Cuando la mayoría mira para otro lado

¿Qué tan culpable es el hombre de la calle que, tácitamente, presta aquiescencia a regímenes políticos ominosos? ¿Qué tan responsables es ante el mal entronizado en el poder?

Estas preguntas que le caben a todas las sociedades humanas en cuyo seno se hayan gestado crueles totalitarismos, se está volviendo a formular por estos días la opinión pública en Alemania.

Y esto a propósito de la película  “Ein deutsches Leben” / “A German Life” (“Una vida alemana”), donde se cuenta la historia de Brunhilde Pomsel, que fue secretaria del ministro de propaganda nazi Joseph Goebbels.

Allí Pomsel, que tiene 105 años, brinda una mirada inquietante sobre la mentalidad de una “ciudadana alemana común” durante la época nazi, alguien que trabajó para uno de los aparatos de poder más siniestros de la historia de la humanidad.

“¿Está mal, es egoísta que la gente que ha estado ubicada en determinados cargos intente hacer algo que la beneficie, incluso si sabe que al hacerlo terminará perjudicando a alguien?”, pregunta Pomsel al comienzo del filme.

Aunque asegura que era “apolítica”, tuvo que afiliarse al Partido Nacionalsocialista Obrero Alemán (NSDAP), más conocido como el partido nazi. “¿Por qué no?

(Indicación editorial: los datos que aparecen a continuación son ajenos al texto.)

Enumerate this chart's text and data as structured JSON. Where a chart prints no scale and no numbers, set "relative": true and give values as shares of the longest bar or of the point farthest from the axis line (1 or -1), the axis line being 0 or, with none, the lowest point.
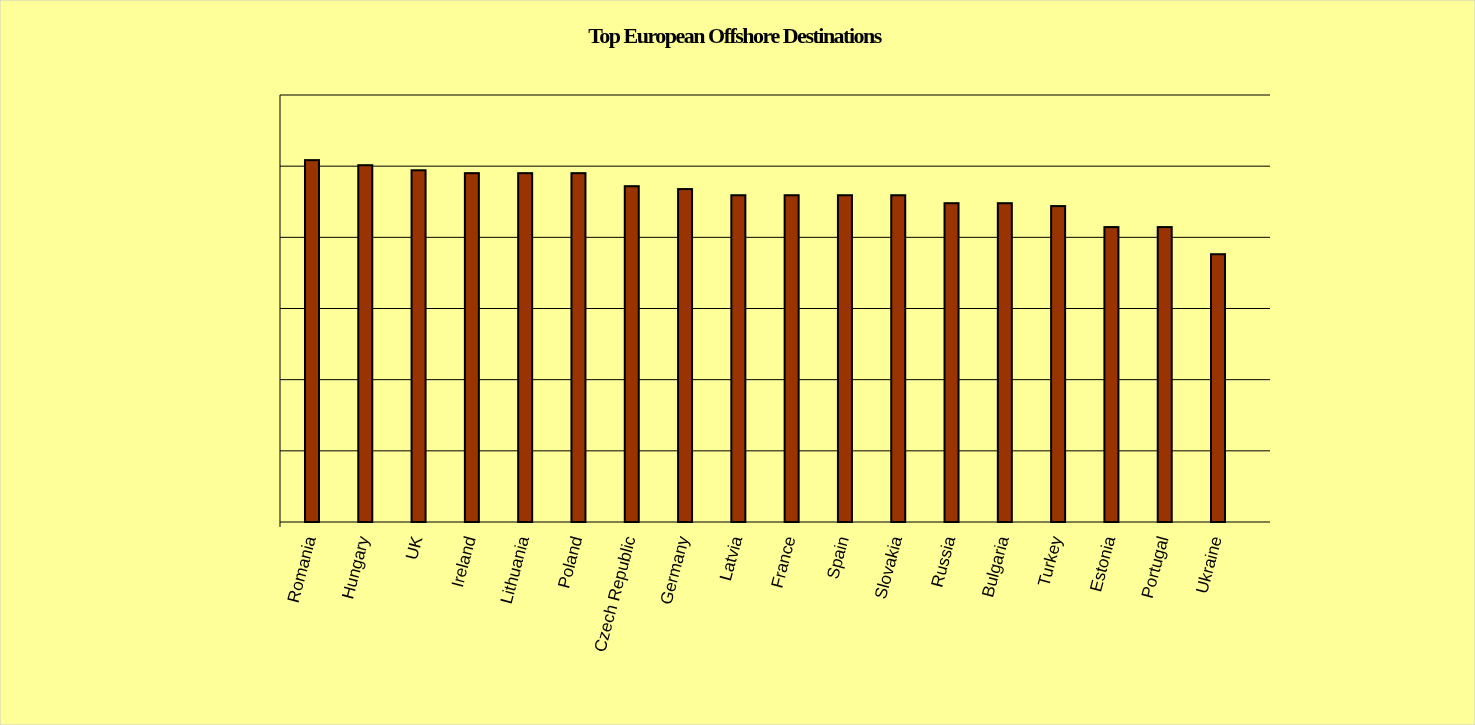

Todo el mundo lo hacía”, confesó en el documental.

En otro momento se define como “uno de los cobardes”, alguien demasiado “sordo” y “superficial” para comprender qué pasaba a su alrededor, como el exterminio de los judíos en los campos de concentración.

Pomsel se esfuerza por definir su responsabilidad. “No, no me sentía culpable”, dice en un momento del filme. “Salvo que uno terminara culpando a toda la población alemana”, aclara.

Sin embargo admite “un poco de conciencia de culpa” y se queja de “indiferencia y miopía”. Cuestiona su educación, “esta cosa prusiana de obedecer las reglas pero, al mismo tiempo, hacer algo de trampa también, mentir o depositar la culpa en alguien más”.

La anciana, por otro lado, sostuvo que las explicaciones que daba el régimen sonaban totalmente creíbles para el alemán común, como la creencia de que los judíos eran “reeducados” en los campos de concentración.

Según ella, era generalizada en Alemania una ignorancia del estado real de las cosas, en las décadas de 1930 y 1940. “Todo el país parecía estar bajo el influjo de un hechizo”, relata.

“Sé que nadie nos cree, porque la gente se cree que lo sabíamos todo. Pero no sabíamos nada”, confesó Pomsel. Y señaló por último: “No hay justicia, no hay dios. Pero lo que está claro es que el diablo existe”.

“Conocimos a la señora Pomsel por casualidad, mientras investigábamos otra historia”, contaron por su lado Christian Krönes y Florian Weigensamer, dos de los cuatro directores de la cinta, al medio alemán Deutsche Welle.

“No era una ávida nazi. Tan sólo no le importó (lo que el régimen nazi estaba haciendo) y miró para otro lado. En eso descansa su culpa”, le dijo luego Weigensamer al diario estadounidense The New York Times.

El documental, sin embargo, no se centra en la responsabilidad particular de Pomsel. Según sus directores, “en un momento en el que el populismo de derecha está en auge en Europa”, ellos quieren que la cinta sea un recordatorio de la “capacidad de complacencia y de negación del ser humano”.

El testimonio de Pomsel pone sobre el tapete la temática de la complicidad de las sociedades con regímenes odiosos. ¿Cabe hablar de culpabilidad colectiva? ¿Cómo juzgar el consentimiento de muchos al mal?